Mich persönlich schrecken hier Floskeln oder allzu generelle Aussagen ab. Hebe die Vorteile und die Alleinstellungsmerkmale Deiner Idee heraus. Vielleicht zeigst Du eine kleine Präsentation oder ein Video von Deiner Idee.

Dann solltest Du auch klar sagen, was Du dafür bereit bist zu geben. Ein Weg wäre zum Beispiel, dass du dafür eine Dienstleistung von dir anbietest. Das ist aus meiner Sicht besser, als direkt mit Firmenbeteiligungen zu werben (außer Deine Idee ist schon erfolgreich und hat bewiesen, dass sie funktioniert). Wenn Du an einem coolen Ort lebst (oder eine Ferienwohnung dort hast) kannst du ja vielleicht auch einen Aufenthalt gegen Programmierleistung tauschen. Ich hatte mal das Angebot 4 Wochen nach Afrika zu reisen, in einem Appartment am Strand zu wohnen und mit dem Kunden zu Surfen, gegen die Erstellung einer Typo3 Extension[2]  (Apropos: Das wäre mal ein gutes Projekt).

Du solltest auch Deine zeitlichen Vorstellungen kommunizieren und fragen ob diese machbar sind.
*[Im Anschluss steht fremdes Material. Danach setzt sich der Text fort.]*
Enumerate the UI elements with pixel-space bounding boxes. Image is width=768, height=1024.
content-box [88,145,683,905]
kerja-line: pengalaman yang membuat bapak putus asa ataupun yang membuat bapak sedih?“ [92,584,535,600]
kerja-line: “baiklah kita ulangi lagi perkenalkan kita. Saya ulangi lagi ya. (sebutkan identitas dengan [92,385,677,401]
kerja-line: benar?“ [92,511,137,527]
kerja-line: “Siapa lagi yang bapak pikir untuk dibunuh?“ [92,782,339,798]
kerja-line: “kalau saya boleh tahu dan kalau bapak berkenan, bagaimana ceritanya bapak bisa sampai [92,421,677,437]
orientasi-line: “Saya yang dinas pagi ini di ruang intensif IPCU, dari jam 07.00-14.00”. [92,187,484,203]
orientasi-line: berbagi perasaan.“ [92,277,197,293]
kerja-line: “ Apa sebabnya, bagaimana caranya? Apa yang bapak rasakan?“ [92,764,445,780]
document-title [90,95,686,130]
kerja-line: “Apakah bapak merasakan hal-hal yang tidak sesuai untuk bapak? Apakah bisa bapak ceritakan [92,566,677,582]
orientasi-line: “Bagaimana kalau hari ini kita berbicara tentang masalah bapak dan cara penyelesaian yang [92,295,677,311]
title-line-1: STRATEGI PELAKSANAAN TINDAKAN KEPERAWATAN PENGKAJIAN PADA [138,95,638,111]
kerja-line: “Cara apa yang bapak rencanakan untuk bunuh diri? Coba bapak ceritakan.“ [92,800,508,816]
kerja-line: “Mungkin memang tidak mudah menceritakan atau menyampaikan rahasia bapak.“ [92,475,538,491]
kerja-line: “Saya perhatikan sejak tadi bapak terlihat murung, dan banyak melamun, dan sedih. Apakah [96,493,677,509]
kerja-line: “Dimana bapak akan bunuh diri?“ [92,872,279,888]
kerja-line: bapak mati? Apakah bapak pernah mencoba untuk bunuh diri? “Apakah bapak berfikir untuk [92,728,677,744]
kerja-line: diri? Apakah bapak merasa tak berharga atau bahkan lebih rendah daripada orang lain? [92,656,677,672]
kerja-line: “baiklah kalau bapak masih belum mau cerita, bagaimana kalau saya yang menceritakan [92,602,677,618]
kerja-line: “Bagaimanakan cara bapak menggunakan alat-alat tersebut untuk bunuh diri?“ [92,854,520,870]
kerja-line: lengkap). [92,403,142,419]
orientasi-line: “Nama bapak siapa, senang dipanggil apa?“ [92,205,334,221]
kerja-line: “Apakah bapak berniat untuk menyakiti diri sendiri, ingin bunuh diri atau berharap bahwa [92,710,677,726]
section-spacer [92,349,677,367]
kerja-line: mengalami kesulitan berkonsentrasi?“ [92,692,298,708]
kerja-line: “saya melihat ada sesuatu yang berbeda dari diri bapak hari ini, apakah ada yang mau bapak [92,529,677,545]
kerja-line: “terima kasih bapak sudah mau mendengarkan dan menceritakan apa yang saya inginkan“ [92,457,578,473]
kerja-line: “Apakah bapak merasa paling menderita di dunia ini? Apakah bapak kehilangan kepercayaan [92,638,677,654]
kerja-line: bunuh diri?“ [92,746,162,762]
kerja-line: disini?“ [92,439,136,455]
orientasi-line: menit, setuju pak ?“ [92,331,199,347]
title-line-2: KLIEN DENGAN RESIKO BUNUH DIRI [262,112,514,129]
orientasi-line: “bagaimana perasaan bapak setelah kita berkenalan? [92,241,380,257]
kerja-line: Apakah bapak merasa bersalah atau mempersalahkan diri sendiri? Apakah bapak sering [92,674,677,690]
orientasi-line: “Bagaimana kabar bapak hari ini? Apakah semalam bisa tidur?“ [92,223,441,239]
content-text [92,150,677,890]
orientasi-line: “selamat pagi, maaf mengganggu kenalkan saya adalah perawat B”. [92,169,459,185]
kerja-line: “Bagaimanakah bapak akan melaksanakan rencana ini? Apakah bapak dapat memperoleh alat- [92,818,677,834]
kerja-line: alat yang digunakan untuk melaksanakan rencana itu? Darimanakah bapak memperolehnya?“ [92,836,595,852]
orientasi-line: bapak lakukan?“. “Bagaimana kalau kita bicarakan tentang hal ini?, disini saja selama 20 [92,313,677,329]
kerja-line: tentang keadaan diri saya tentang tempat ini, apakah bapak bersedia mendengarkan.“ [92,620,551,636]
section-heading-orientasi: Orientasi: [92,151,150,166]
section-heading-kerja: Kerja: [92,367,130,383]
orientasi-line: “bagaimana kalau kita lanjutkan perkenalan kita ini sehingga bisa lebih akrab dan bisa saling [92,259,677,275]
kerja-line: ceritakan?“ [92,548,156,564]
Gerade bei Projekten ohne Budget muss der Programmierer ja die Arbeit in seiner Freizeit realisieren und auch noch Geld für seinen Lebensunterhalt verdienen. Programmieren ist eine anstrengende Kopfarbeit und meistens sind Entwickler von ihrem normalen Tagesjob schon ziemlich ausgelaugt.

Egal ob Budget oder kein Budget, wichtig ist vor allem, Deine Planung vorab. Ein Programmierer nimmt Dir nicht die Konzeption der Anwendung ab. Am besten erstellst Du mit Powerpoint oder einem ähnlichen Tool ein sogenanntes Wireframe deiner Anwendung. Das ist eine Art Skizze von den verschiedenen Ansichten deiner Anwendung. Hier gibt es auch freie Online Editoren. Such einmal nach „Online Wireframe erstellen“ bei google. Zu jedem Wireframe gehören dann noch ein paar erklärende Sätze für die jeweilige Ansicht.

Je genauer Du hier arbeitest, umso besser kann der Entwickler die Arbeit und nötige Zeit für die Realisierung abschätzen. Zudem verkürzt Du die spätere Realisierungszeit, weil du so schon früh konzeptionelle Fragen klärst.

Solltest du planen deine Anwendung im Ausland zu entwickeln, dann ist diese Vorbereitung noch wichtiger, weil noch eine Sprachbarriere dazu kommt.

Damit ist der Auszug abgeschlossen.